II- Le juge administratif révélateur de droit
C’est donc au travers de ces deux arrêts qu’a été consacré l’existence de ces principes que le juge administratif continuera à révéler mêlant des grands principes fondamentaux d’égalité et liberté d’ailleurs aussi affirmés par la Constitution et les textes communautaires) à des principes beaucoup plus spécifiques comme l’anonymat des épreuves écrites d’un examen universitaire, consacré par le CE dans son arrêt Joliet en date du 1er avril 1998.
S’il est impossible d’envisager fournir une liste exhaustive de ces principes, un essai de classification est, lui, concevable.
- Un essai de classification des différents PGD
Les différents PGD peuvent être répartis en 3 groupes principaux.
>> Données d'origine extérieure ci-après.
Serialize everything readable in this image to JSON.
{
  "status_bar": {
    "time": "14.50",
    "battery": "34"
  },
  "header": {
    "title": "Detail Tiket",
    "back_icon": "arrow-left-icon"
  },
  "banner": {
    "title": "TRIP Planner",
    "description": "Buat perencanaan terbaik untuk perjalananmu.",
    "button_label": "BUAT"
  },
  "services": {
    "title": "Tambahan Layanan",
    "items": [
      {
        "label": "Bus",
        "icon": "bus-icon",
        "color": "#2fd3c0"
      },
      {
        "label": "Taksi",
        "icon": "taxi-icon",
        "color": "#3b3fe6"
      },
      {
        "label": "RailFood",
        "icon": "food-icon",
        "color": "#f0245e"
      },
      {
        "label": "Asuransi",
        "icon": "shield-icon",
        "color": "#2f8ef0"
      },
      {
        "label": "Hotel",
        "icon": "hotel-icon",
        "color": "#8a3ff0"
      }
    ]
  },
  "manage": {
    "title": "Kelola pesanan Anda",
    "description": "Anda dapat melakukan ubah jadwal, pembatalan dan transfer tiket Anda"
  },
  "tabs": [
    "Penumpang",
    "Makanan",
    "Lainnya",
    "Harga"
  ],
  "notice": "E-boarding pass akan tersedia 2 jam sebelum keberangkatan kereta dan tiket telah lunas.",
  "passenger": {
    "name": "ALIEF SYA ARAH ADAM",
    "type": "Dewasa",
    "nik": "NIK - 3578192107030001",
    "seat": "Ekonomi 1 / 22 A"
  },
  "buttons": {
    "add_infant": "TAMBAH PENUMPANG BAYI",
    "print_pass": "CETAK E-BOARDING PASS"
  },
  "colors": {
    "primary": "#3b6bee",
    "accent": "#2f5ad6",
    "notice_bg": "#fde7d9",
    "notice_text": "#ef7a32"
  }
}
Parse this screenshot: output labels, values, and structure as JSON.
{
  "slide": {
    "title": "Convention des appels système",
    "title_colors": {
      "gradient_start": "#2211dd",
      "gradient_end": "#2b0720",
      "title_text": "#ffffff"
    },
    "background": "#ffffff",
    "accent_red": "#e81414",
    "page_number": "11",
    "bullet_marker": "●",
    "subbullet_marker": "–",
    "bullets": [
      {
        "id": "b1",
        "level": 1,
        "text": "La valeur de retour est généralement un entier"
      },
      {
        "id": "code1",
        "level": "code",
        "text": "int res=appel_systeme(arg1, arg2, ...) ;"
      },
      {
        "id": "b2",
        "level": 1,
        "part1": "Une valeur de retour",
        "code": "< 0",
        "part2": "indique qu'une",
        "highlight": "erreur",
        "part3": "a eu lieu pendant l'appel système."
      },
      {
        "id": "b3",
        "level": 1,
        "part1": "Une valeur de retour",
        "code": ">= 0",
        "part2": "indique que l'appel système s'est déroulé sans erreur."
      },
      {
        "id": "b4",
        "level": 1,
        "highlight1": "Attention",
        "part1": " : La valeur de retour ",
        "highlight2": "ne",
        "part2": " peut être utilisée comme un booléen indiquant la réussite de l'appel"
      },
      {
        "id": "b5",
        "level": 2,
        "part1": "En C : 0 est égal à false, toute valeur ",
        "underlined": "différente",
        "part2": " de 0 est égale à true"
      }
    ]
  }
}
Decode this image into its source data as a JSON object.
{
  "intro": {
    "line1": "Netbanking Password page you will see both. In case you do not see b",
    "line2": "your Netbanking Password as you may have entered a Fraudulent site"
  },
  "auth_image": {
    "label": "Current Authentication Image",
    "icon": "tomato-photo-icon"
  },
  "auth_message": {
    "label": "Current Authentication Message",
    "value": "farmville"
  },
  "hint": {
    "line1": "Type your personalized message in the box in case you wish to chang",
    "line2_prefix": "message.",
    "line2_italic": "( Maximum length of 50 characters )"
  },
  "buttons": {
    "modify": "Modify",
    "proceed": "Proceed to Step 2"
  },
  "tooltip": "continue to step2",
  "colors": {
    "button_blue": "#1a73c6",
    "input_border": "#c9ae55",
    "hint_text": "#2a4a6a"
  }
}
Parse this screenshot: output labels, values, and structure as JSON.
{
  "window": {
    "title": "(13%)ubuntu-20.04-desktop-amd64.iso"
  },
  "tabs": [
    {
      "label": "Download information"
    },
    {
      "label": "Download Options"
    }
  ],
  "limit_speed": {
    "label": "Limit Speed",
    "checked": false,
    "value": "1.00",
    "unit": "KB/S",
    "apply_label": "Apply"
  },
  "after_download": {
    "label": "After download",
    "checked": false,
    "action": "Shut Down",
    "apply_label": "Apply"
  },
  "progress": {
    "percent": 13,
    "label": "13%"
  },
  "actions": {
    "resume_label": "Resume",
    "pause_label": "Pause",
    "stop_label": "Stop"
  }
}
Le premier groupe rassemblerait ainsi ‘’les principes exprimant la tradition politique libérale des droits de l’homme et du citoyen’’. A l’intérieur de ce groupe, on peut ainsi insérer la Liberté (celle « d’aller et de venir » comme celle du commerce et de l’industrie), mais aussi l’Egalité: l’égalité devant l’impôt et les charges publiques (CE Sect. 4 février 1944, Guieysse concernant l’impôt), celle des usagers du service public (depuis l’arrêt du CE du 9 mars 1951 Société des concerts du Conservatoire (GAJA n° XXXXXXXX), ou encore l’égalité d’accès à la fonction publique (CE Ass, 28 mai 1954, Barel) et l’égalité de traitement des fonctionnaires d’un même corps (CE Ass, 30 octobre 2009 Perreux). On pourrait aussi citer l’égalité des usagers du domaine public et celle des citoyens devant la justice.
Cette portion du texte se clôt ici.